Reviewer #3 (Public review):
Summary:
This manuscript describes a study into the functional organization of the forceps major (FMA). The authors present a Bayesian population receptive field (pRF) analysis of group-averaged HCP fMRI retinotopic mapping data, focusing on voxels within the FMA. This is unconventional because pRF modelling is usually limited to gray matter voxels, where synaptic activity underlying neural computation is the highest. Nevertheless, some previous work suggests that meaningful fMRI signals can also be gleaned from white matter voxels, where the signals are thought to reflect metabolic activity from action potentials that travel along axons. However, these signals are generally much noisier, and possible confounding effects due to partial voluming, draining veins, and different hemodynamics must be carefully ruled out. Based on the Bayesian pRF analysis, the authors claim evidence of segregated contralateral and ipsilateral representations of the visual field in the FMA. Anatomical tract tracing based on HCP diffusion MRI data from seeds identified using the pRF analysis further suggests that these representations are underpinned by separate fiber bundles, which also appear to be consistent with the results of viral tracing in mice. The results of this study could mean an important step forward in understanding transcallosal signaling.
Strengths:
The study treads uncharted territory, leveraging multiple data modalities across species and advanced analytical approaches.
Weaknesses:
The study does not address potential confounds related to BOLD imaging in white matter structures. If the fMRI results can be explained based on neighboring grey matter responses, the evidence that remains is limited to an apparent anatomical segregation of white matter bundles that appear to be present in both mice and humans.

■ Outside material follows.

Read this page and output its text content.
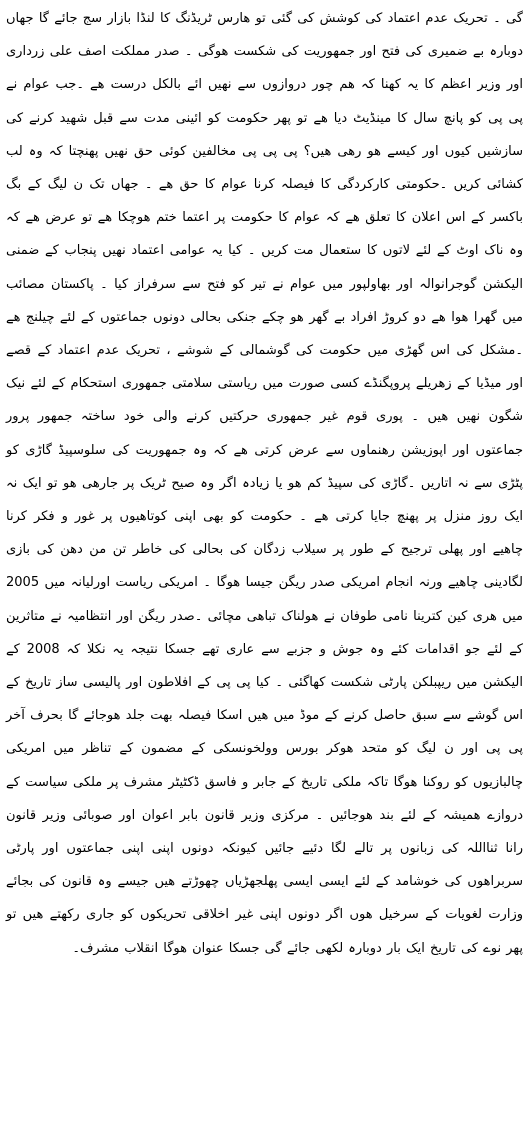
گی ۔ تحریک عدم اعتماد کی کوشش کی گئی تو ھارس ٹریڈنگ کا لنڈا بازار سج جائے گا جھاں دوبارہ بے ضمیری کی فتح اور جمھوریت کی شکست ھوگی ۔ صدر مملکت اصف علی زرداری اور وزیر اعظم کا یہ کھنا کہ ھم چور دروازوں سے نھیں ائے بالکل درست ھے ۔جب عوام نے پی پی کو پانچ سال کا مینڈیٹ دیا ھے تو پھر حکومت کو ائینی مدت سے قبل شھید کرنے کی سازشیں کیوں اور کیسے ھو رھی ھیں؟ پی پی پی مخالفین کوئی حق نھیں پھنچتا کہ وہ لب کشائی کریں ۔حکومتی کارکردگی کا فیصلہ کرنا عوام کا حق ھے ۔ جھاں تک ن لیگ کے بگ باکسر کے اس اعلان کا تعلق ھے کہ عوام کا حکومت پر اعتما ختم ھوچکا ھے تو عرض ھے کہ وہ ناک اوٹ کے لئے لاتوں کا ستعمال مت کریں ۔ کیا یہ عوامی اعتماد نھیں پنجاب کے ضمنی الیکشن گوجرانوالہ اور بھاولپور میں عوام نے تیر کو فتح سے سرفراز کیا ۔ پاکستان مصائب میں گھرا ھوا ھے دو کروڑ افراد بے گھر ھو چکے جنکی بحالی دونوں جماعتوں کے لئے چیلنج ھے ۔مشکل کی اس گھڑی میں حکومت کی گوشمالی کے شوشے ، تحریک عدم اعتماد کے قصے اور میڈیا کے زھریلے پروپگنڈے کسی صورت میں ریاستی سلامتی جمھوری استحکام کے لئے نیک شگون نھیں ھیں ۔ پوری قوم غیر جمھوری حرکتیں کرنے والی خود ساختہ جمھور پرور جماعتوں اور اپوزیشن رھنماوں سے عرض کرتی ھے کہ وہ جمھوریت کی سلوسپیڈ گاڑی کو پٹڑی سے نہ اتاریں ۔گاڑی کی سپیڈ کم ھو یا زیادہ اگر وہ صیح ٹریک پر جارھی ھو تو ایک نہ ایک روز منزل پر پھنچ جایا کرتی ھے ۔ حکومت کو بھی اپنی کوتاھیوں پر غور و فکر کرنا چاھیے اور پھلی ترجیح کے طور پر سیلاب زدگان کی بحالی کی خاطر تن من دھن کی بازی لگادینی چاھیے ورنہ انجام امریکی صدر ریگن جیسا ھوگا ۔ امریکی ریاست اورلیانہ میں 2005 میں ھری کین کترینا نامی طوفان نے ھولناک تباھی مچائی ۔صدر ریگن اور انتظامیہ نے متاثرین کے لئے جو اقدامات کئے وہ جوش و جزبے سے عاری تھے جسکا نتیجہ یہ نکلا کہ 2008 کے الیکشن میں ریپبلکن پارٹی شکست کھاگئی ۔ کیا پی پی کے افلاطون اور پالیسی ساز تاریخ کے اس گوشے سے سبق حاصل کرنے کے موڈ میں ھیں اسکا فیصلہ بھت جلد ھوجائے گا بحرف آخر پی پی اور ن لیگ کو متحد ھوکر بورس وولخونسکی کے مضمون کے تناظر میں امریکی چالبازیوں کو روکنا ھوگا تاکہ ملکی تاریخ کے جابر و فاسق ڈکٹیٹر مشرف پر ملکی سیاست کے دروازے ھمیشہ کے لئے بند ھوجائیں ۔ مرکزی وزیر قانون بابر اعوان اور صوبائی وزیر قانون رانا ثنااللہ کی زبانوں پر تالے لگا دئیے جائیں کیونکہ دونوں اپنی اپنی جماعتوں اور پارٹی سربراھوں کی خوشامد کے لئے ایسی ایسی پھلجھڑیاں چھوڑتے ھیں جیسے وہ قانون کی بجائے وزارت لغویات کے سرخیل ھوں اگر دونوں اپنی غیر اخلاقی تحریکوں کو جاری رکھتے ھیں تو پھر نوے کی تاریخ ایک بار دوبارہ لکھی جائے گی جسکا عنوان ھوگا انقلاب مشرف۔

Further details are also missing regarding the Bayesian pRF approach, including the priors used for the pRF model. These are important as they will dominate the estimates when the data are very noisy, and the authors have adopted unconventional, more complex pRF models compared with earlier work employing Bayesian pRF analyses.
It appears that the authors have not applied any statistical thresholding to ensure that only good-quality model fits are entered into subsequent analyses (i.e., the reported probabilities pertain to model comparisons, not goodness of fit). From Figure 2, it appears that the majority of the FMA voxels, barring those adjacent to visual gray matter, do not exhibit more than a few percentage points of explained variance (EV). In fact, a common threshold is >15% EV, but it looks like none of the FMA voxels exceed this threshold.